Водки по полстакана… Нет, хоть и жаль. Но выглядим мы точно как водки шарахнули. Видел бы кто нас, в трусах, сапогах и с коробкой от противогаза! Красавцы, сказал бы Мухалев. Это как однажды по улице шел, а мальчишка кораблик пускал в ручье. Я отчего-то шел и за корабликом глазами следил, отпустить не мог. Загляделся. Кораблик хорошо так летел, как на парусах, не вляпался в грязь, прошел быстрину, мальчишка его подхватил, а я рассмеялся. И потом еще долго шел по улице и улыбался, как дурак. Может, кто и за пьяного принял.

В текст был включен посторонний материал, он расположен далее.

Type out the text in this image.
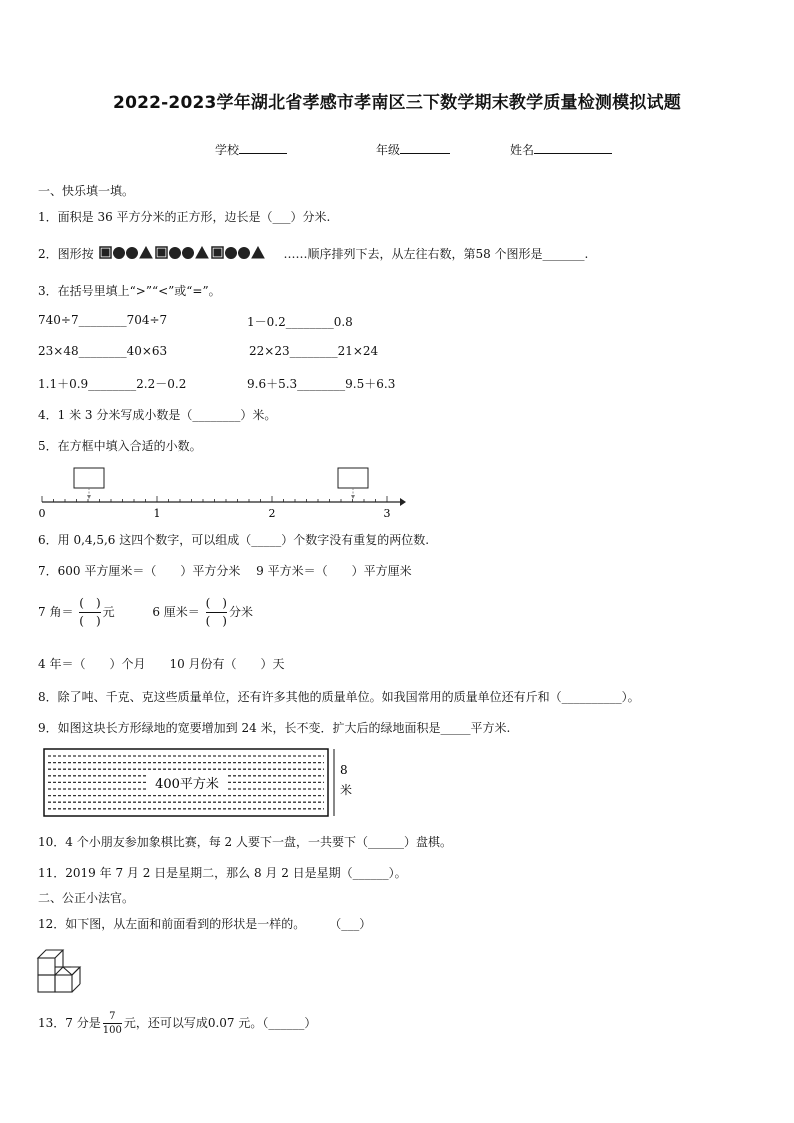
2022-2023学年湖北省孝感市孝南区三下数学期末教学质量检测模拟试题
学校	年级	姓名
一、快乐填一填。
1．面积是 36 平方分米的正方形，边长是（___）分米.
2．图形按	……顺序排列下去，从左往右数，第58 个图形是_______.
3．在括号里填上“>”“<”或“=”。
740÷7________704÷7	1－0.2________0.8
23×48________40×63	22×23________21×24
1.1＋0.9________2.2－0.2	9.6＋5.3________9.5＋6.3
4．1 米 3 分米写成小数是（________）米。
5．在方框中填入合适的小数。
0	1	2	3
6．用 0,4,5,6 这四个数字，可以组成（_____）个数字没有重复的两位数.
7．600 平方厘米＝（　　）平方分米　 9 平方米＝（　　）平方厘米
7 角＝ $\frac{( )}{( )}$ 元	6 厘米＝ $\frac{( )}{( )}$ 分米
4 年＝（　　）个月　　10 月份有（　　）天
8．除了吨、千克、克这些质量单位，还有许多其他的质量单位。如我国常用的质量单位还有斤和（__________）。
9．如图这块长方形绿地的宽要增加到 24 米，长不变．扩大后的绿地面积是_____平方米.
400平方米
8
米
10．4 个小朋友参加象棋比赛，每 2 人要下一盘，一共要下（______）盘棋。
11．2019 年 7 月 2 日是星期二，那么 8 月 2 日是星期（______）。
二、公正小法官。
12．如下图，从左面和前面看到的形状是一样的。　　　（___）
13．7 分是 $\frac{7}{100}$ 元，还可以写成0.07 元。（______）
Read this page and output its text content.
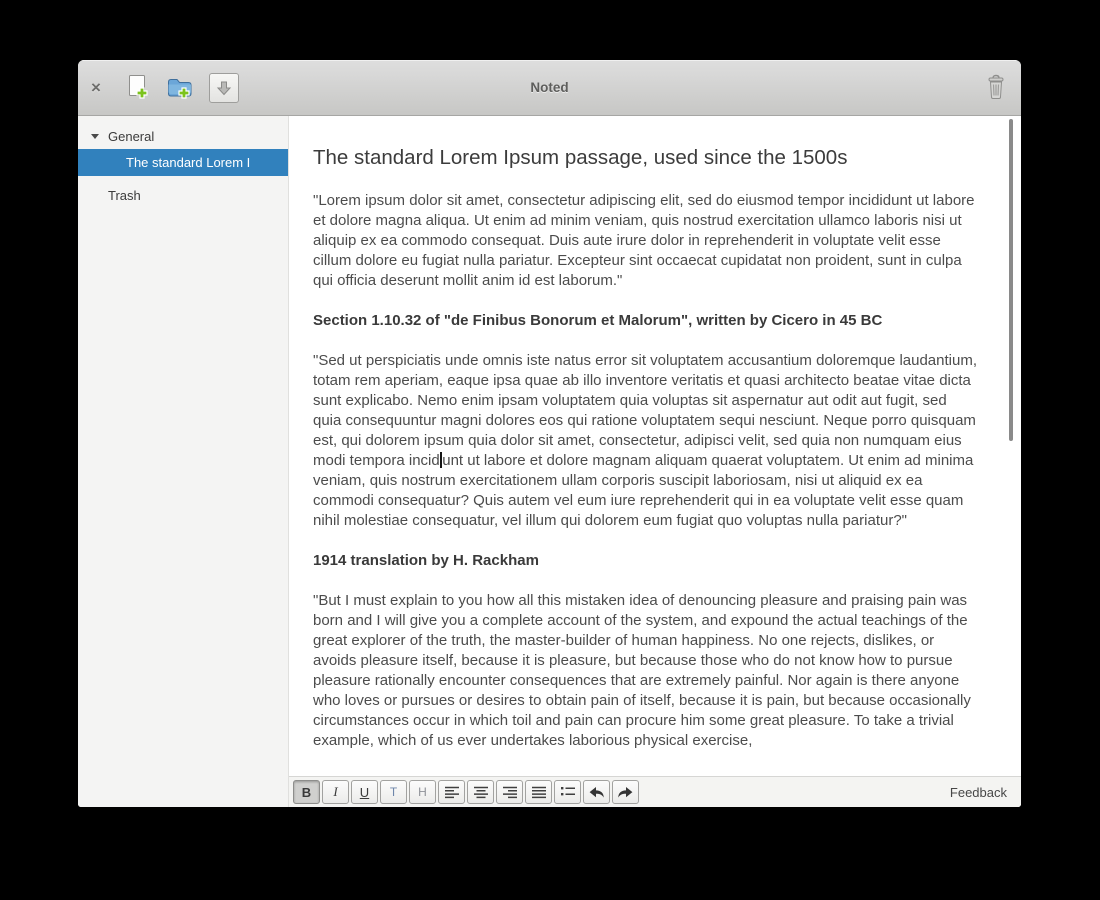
×	Noted
General
The standard Lorem I
Trash
The standard Lorem Ipsum passage, used since the 1500s

"Lorem ipsum dolor sit amet, consectetur adipiscing elit, sed do eiusmod tempor incididunt ut labore et dolore magna aliqua. Ut enim ad minim veniam, quis nostrud exercitation ullamco laboris nisi ut aliquip ex ea commodo consequat. Duis aute irure dolor in reprehenderit in voluptate velit esse cillum dolore eu fugiat nulla pariatur. Excepteur sint occaecat cupidatat non proident, sunt in culpa qui officia deserunt mollit anim id est laborum."

Section 1.10.32 of "de Finibus Bonorum et Malorum", written by Cicero in 45 BC

"Sed ut perspiciatis unde omnis iste natus error sit voluptatem accusantium doloremque laudantium, totam rem aperiam, eaque ipsa quae ab illo inventore veritatis et quasi architecto beatae vitae dicta sunt explicabo. Nemo enim ipsam voluptatem quia voluptas sit aspernatur aut odit aut fugit, sed quia consequuntur magni dolores eos qui ratione voluptatem sequi nesciunt. Neque porro quisquam est, qui dolorem ipsum quia dolor sit amet, consectetur, adipisci velit, sed quia non numquam eius modi tempora incid unt ut labore et dolore magnam aliquam quaerat voluptatem. Ut enim ad minima veniam, quis nostrum exercitationem ullam corporis suscipit laboriosam, nisi ut aliquid ex ea commodi consequatur? Quis autem vel eum iure reprehenderit qui in ea voluptate velit esse quam nihil molestiae consequatur, vel illum qui dolorem eum fugiat quo voluptas nulla pariatur?"

1914 translation by H. Rackham

"But I must explain to you how all this mistaken idea of denouncing pleasure and praising pain was born and I will give you a complete account of the system, and expound the actual teachings of the great explorer of the truth, the master-builder of human happiness. No one rejects, dislikes, or avoids pleasure itself, because it is pleasure, but because those who do not know how to pursue pleasure rationally encounter consequences that are extremely painful. Nor again is there anyone who loves or pursues or desires to obtain pain of itself, because it is pain, but because occasionally circumstances occur in which toil and pain can procure him some great pleasure. To take a trivial example, which of us ever undertakes laborious physical exercise,

B	I	U	T	H	Feedback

– А что, Проша, – тихим голосом за моей спиной обратился к физику Алексей, – какова формула получения самогона в условиях, крайне приближенных к диким?

Тут Костя опять заголосил:

– Обед!

И я не услышал, что ответил Проша по поводу получения самогона. Петр Иванович настырно нацедил воды целый котелок, и чай теперь сильно отдавал лекарством. Правда, физик сказал, что фильтр, может быть, промоется и вода пойдет лучше. Костя недовольно прогундел, что простит какому-нибудь местному гаду, если он прокусит эту чертову противогазную коробку. Алексей хмыкнул, но ничего не сказал. Мне же не давала покоя одна мысль.

– Проша, – обратился я к физику, – а если это твое устройство придет в негодность? Любой фильтр приходит когда-нибудь в негодность.

– В негодность он придет, когда выработается активированный уголь, – быстро ответил физик и выглянул на меня из-за головы Кости.

– То есть? Давай по порядку.

– Уголь забирает растворенные вещества из воды не бесконечно, – принялся разворачивать мысль Прохор.

Я подумал, что не зря, похоже, беспокоюсь, вот точно он у меня еще один противогаз экспроприирует. А лекция о фильтрах тем временем обрастала подробностями, Проша увлеченно рассказывал:

– У него максимум есть. Чтобы понятно объяснить – ну, как тряпкой руки масляные много раз подряд вытирать. Руки чистые, чистые, и вдруг тряпка уже вся в масле и только пачкает. Просто меняешь фильтр.